Qu'est-ce que le déficit de données en santé féminine ?
Le déficit de données en santé féminine (women’s health data gap), c’est l’écart entre la quantité de données que génère le corps des femmes et la part infime qui atteint la recherche capable d’améliorer les soins. Deux chiffres le résument.
Côté financement : sur 64 affections étudiées, les six affections spécifiquement féminines qui représentent 14 % du fardeau de santé des femmes (mesuré en années de vie ajustées sur l’incapacité) ont reçu moins de 1 % des financements de recherche 2019–2023.
Côté données : les trois plus grandes applications menstruelles (Clue, Flo, Period Tracker) ont été téléchargées plus de 250 millions de fois, et Flo seule revendique environ 70 millions d’utilisatrices actives mensuelles. La matière première pour comprendre le cycle féminin existe à une échelle que la médecine n’a jamais connue.
Pourquoi ces données n’atteignent-elles pas la recherche ?
À cause de l’endroit où elles vivent et de la façon dont elles sont gouvernées :
- Elles échappent au droit médical. Les applications grand public de suivi de cycle ne sont pas couvertes par HIPAA ; leurs données n’offrent aucune des garanties qui rendent les données cliniques utilisables en recherche réglementée.
- Leur gouvernance échoue aux tests élémentaires. Une revue scientifique des 23 applications de santé féminine les plus populaires a constaté que 20 partageaient des données avec des tiers, avec des pratiques non conformes au RGPD. Des données collectées ainsi ne peuvent pas fonder une recherche éthique.
- Pendant ce temps, les données réglementées sont surprotégées. Les institutions restreignent le partage au-delà de ce que la loi exige ; en Finlande, premier pays à appliquer pleinement des règles d’usage secondaire, les autorisations de recherche approuvées sont tombées environ 47 % sous les projections en 2023.
Résultat : la source la plus abondante de données de santé féminine est la moins digne de confiance, et les sources les plus fiables sont les plus difficiles à utiliser.
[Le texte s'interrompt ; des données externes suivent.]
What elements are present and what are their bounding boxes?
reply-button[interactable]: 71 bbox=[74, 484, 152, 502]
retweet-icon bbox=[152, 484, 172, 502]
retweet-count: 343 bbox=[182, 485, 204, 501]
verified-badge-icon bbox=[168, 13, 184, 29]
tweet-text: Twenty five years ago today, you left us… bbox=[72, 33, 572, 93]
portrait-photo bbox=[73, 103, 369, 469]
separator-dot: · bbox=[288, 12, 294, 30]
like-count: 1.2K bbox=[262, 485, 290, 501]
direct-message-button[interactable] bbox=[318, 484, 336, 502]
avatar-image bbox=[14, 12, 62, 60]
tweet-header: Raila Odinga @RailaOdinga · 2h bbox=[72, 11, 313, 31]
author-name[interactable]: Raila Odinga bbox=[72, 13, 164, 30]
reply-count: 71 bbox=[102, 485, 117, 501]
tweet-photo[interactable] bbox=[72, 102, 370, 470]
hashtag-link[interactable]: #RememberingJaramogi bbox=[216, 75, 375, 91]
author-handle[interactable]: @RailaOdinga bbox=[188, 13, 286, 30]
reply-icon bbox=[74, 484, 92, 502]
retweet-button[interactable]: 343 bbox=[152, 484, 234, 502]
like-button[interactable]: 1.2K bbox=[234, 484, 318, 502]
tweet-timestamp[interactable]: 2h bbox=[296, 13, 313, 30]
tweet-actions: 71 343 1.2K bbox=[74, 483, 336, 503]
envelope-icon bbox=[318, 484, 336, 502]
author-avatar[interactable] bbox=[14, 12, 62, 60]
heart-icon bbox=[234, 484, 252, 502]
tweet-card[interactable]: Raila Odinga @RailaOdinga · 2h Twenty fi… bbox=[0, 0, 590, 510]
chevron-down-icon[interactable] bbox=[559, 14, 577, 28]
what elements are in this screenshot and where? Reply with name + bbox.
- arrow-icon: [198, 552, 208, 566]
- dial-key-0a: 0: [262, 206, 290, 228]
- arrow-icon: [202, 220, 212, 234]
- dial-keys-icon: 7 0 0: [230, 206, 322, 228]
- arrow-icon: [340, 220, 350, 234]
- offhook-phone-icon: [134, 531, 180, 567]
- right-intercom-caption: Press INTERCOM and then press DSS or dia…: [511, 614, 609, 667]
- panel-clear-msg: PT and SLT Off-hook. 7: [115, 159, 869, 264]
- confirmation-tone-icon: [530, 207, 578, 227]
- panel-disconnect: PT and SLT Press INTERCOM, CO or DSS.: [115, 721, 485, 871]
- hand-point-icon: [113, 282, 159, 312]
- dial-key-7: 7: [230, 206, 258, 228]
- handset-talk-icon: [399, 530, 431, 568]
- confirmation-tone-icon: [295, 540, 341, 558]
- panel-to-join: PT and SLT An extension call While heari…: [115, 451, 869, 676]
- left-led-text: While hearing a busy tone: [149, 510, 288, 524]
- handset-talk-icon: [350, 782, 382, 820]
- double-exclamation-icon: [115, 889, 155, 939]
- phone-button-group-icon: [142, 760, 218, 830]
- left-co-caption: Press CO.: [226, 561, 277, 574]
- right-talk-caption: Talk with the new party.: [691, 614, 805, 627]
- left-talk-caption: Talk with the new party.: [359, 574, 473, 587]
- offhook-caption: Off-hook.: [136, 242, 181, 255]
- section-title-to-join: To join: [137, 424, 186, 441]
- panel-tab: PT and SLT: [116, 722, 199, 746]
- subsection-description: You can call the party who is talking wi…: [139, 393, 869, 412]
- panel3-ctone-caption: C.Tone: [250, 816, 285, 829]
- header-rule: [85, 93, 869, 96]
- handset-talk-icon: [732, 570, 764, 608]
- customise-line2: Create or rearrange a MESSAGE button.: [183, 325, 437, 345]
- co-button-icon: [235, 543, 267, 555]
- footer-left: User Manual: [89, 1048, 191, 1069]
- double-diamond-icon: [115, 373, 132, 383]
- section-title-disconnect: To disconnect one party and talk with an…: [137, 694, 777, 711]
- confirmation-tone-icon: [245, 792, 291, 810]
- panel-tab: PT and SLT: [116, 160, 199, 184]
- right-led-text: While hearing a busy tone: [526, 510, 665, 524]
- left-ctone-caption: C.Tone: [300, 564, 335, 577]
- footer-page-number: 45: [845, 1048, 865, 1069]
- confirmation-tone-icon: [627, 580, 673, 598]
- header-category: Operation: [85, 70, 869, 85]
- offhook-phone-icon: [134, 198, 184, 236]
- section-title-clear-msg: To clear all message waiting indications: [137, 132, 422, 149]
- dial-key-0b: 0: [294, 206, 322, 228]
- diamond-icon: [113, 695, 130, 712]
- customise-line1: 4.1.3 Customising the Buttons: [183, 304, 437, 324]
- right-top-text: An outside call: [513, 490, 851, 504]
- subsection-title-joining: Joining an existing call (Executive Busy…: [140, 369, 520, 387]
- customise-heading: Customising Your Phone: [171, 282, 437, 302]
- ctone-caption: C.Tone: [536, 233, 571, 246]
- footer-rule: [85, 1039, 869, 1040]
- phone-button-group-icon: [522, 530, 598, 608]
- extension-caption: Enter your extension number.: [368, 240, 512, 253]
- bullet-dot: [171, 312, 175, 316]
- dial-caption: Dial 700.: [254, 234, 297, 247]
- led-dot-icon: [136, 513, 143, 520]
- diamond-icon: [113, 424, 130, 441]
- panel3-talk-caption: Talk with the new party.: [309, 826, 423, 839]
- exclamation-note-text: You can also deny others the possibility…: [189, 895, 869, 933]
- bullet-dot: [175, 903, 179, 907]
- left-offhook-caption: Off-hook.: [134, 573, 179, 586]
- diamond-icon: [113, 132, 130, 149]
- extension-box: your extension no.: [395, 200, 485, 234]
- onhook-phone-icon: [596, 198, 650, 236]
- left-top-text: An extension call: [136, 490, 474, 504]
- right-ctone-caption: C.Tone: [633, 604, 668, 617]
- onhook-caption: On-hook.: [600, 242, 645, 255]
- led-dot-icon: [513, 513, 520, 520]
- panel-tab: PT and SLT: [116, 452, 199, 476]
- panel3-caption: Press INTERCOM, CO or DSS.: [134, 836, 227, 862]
Combler le déficit sans répéter l’échec
Le déficit ne sera comblé ni par une énième application qui thésaurise les données, ni par la seule réglementation. Il faut une infrastructure où les données sont de qualité recherche parce qu’elles sont consenties : chaque femme détient son propre dossier, décide qui y accède et pourquoi, et peut révoquer cet accès à tout moment.
Le projet Santé féminine de Health Data Safe le construit avec l’écosystème FemTech : des jeux de données de haute qualité, éthiquement constitués, sur le cycle féminin, détenus sous consentement explicite sur une infrastructure open source, gouvernés par une fondation suisse à but non lucratif dont les statuts traitent les données de santé comme un bien commun.